The South Tulungagung Tunnel (Terowongan Tulungagung Selatan) or commonly referred to as the Neyama Tunnel (also spelt as Niyama Tunnel; Terowongan Neyama), is a drainage tunnel located in Besuki district, Tulungagung Regency, East Java. There are three individual tunnel under this name and each of those tunnel serves to drain some of the water from the Ngasinan River, Tawing River, and Dawir River to the Indian Ocean.

==Name==
This tunnel common name, Neyama, was derived from Japanese word, 'Neyama' (根山) means 'root mountain'. The word 'Neyama' itself was coined by the Japanese army to refer to the hill penetrated by this tunnel. The said hill called as Tumpak Oyot by the local, which in Javanese means 'root hill', hence the name.

==History==
===Background===
During the Dutch colonial era of Indonesia, there were two swamps in the southern Tulungagung, Rawa Bening and Rawa Gesikan with total combined area exceeding 3000 ha. In the rainy season, the area of these two swamps could reach over 25000 ha due to the overflowing of the Ngasinan, Tawing, and Dawir rivers. Due to the said area is relatively unflooded during dry season and became completely flooded in the rainy season, local people referred to it as Campurdarat or 'area of mixed land' in English. The overflow of the three rivers was partly caused because of sendimentation of Brantas River due to the eruption of Mount Kelud, so the water from the three rivers could not be accommodated by the Brantas River.

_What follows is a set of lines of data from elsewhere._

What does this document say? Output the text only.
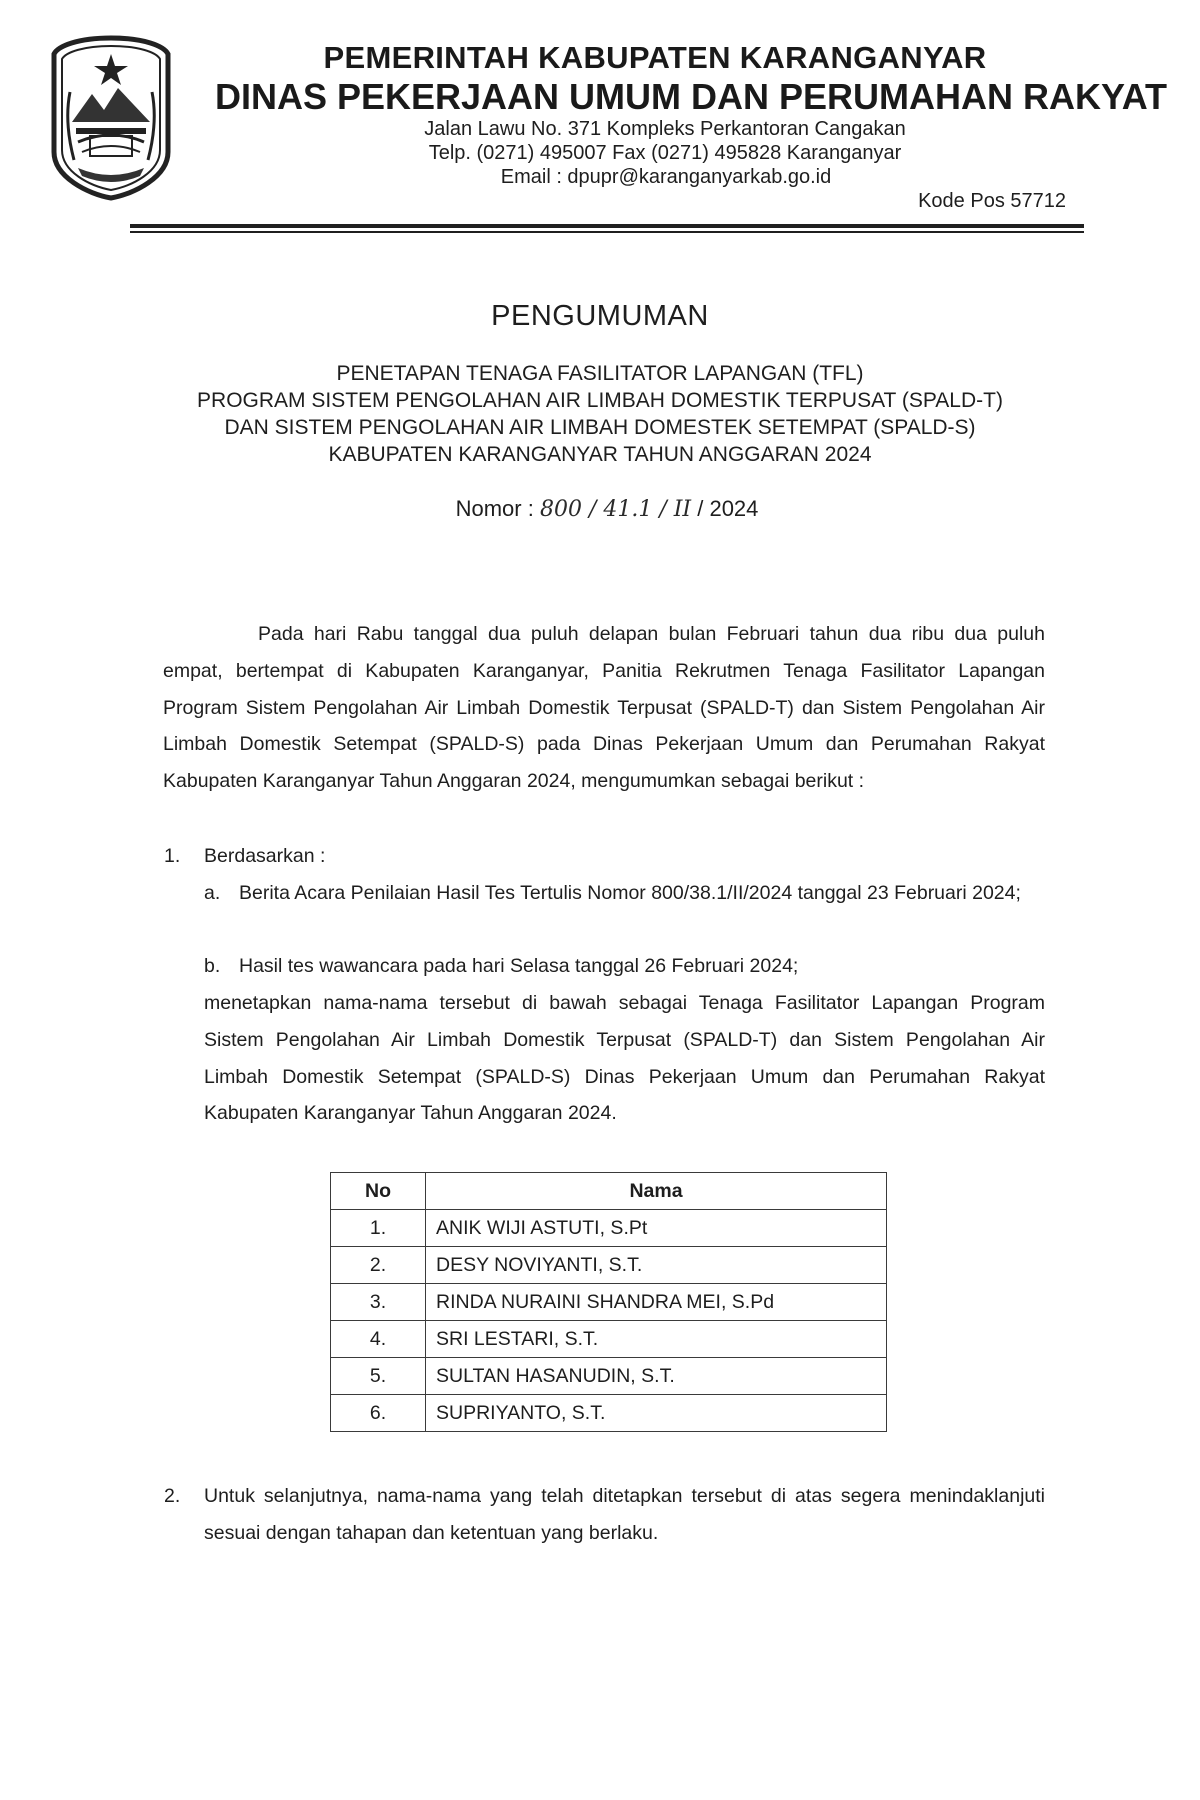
PEMERINTAH KABUPATEN KARANGANYAR

DINAS PEKERJAAN UMUM DAN PERUMAHAN RAKYAT

Jalan Lawu No. 371 Kompleks Perkantoran Cangakan

Telp. (0271) 495007 Fax (0271) 495828 Karanganyar

Email : dpupr@karanganyarkab.go.id

Kode Pos 57712

PENGUMUMAN

PENETAPAN TENAGA FASILITATOR LAPANGAN (TFL)
PROGRAM SISTEM PENGOLAHAN AIR LIMBAH DOMESTIK TERPUSAT (SPALD-T)
DAN SISTEM PENGOLAHAN AIR LIMBAH DOMESTEK SETEMPAT (SPALD-S)
KABUPATEN KARANGANYAR TAHUN ANGGARAN 2024

Nomor : 800 / 41.1 / II / 2024

Pada hari Rabu tanggal dua puluh delapan bulan Februari tahun dua ribu dua puluh empat, bertempat di Kabupaten Karanganyar, Panitia Rekrutmen Tenaga Fasilitator Lapangan Program Sistem Pengolahan Air Limbah Domestik Terpusat (SPALD-T) dan Sistem Pengolahan Air Limbah Domestik Setempat (SPALD-S) pada Dinas Pekerjaan Umum dan Perumahan Rakyat Kabupaten Karanganyar Tahun Anggaran 2024, mengumumkan sebagai berikut :

1. Berdasarkan :

a. Berita Acara Penilaian Hasil Tes Tertulis Nomor 800/38.1/II/2024 tanggal 23 Februari 2024;

b. Hasil tes wawancara pada hari Selasa tanggal 26 Februari 2024;

menetapkan nama-nama tersebut di bawah sebagai Tenaga Fasilitator Lapangan Program Sistem Pengolahan Air Limbah Domestik Terpusat (SPALD-T) dan Sistem Pengolahan Air Limbah Domestik Setempat (SPALD-S) Dinas Pekerjaan Umum dan Perumahan Rakyat Kabupaten Karanganyar Tahun Anggaran 2024.

No	Nama
1.	ANIK WIJI ASTUTI, S.Pt
2.	DESY NOVIYANTI, S.T.
3.	RINDA NURAINI SHANDRA MEI, S.Pd
4.	SRI LESTARI, S.T.
5.	SULTAN HASANUDIN, S.T.
6.	SUPRIYANTO, S.T.

2. Untuk selanjutnya, nama-nama yang telah ditetapkan tersebut di atas segera menindaklanjuti sesuai dengan tahapan dan ketentuan yang berlaku.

In 1916, there was an idea to drain the water from the three rivers into the Indian Ocean to alleviate flooding in southern Tulungagung. In 1939, a plan to overcome the flooding began to be drawn up by a Dutch engineer, H. Vlughter. He came up with a plan to divert some of the water from the Ngasinan and Tawing rivers into Rawa Bening and Rawa Gesikan, so that the demand would not only flow into the Brantas River. By changing the flow of the two rivers, it was hoped that the flooding caused by the two rivers would be reduced, allowing new farmland to be cleared and the Gesikan Swamp to be drained naturally by utilising the sediment carried by the two rivers.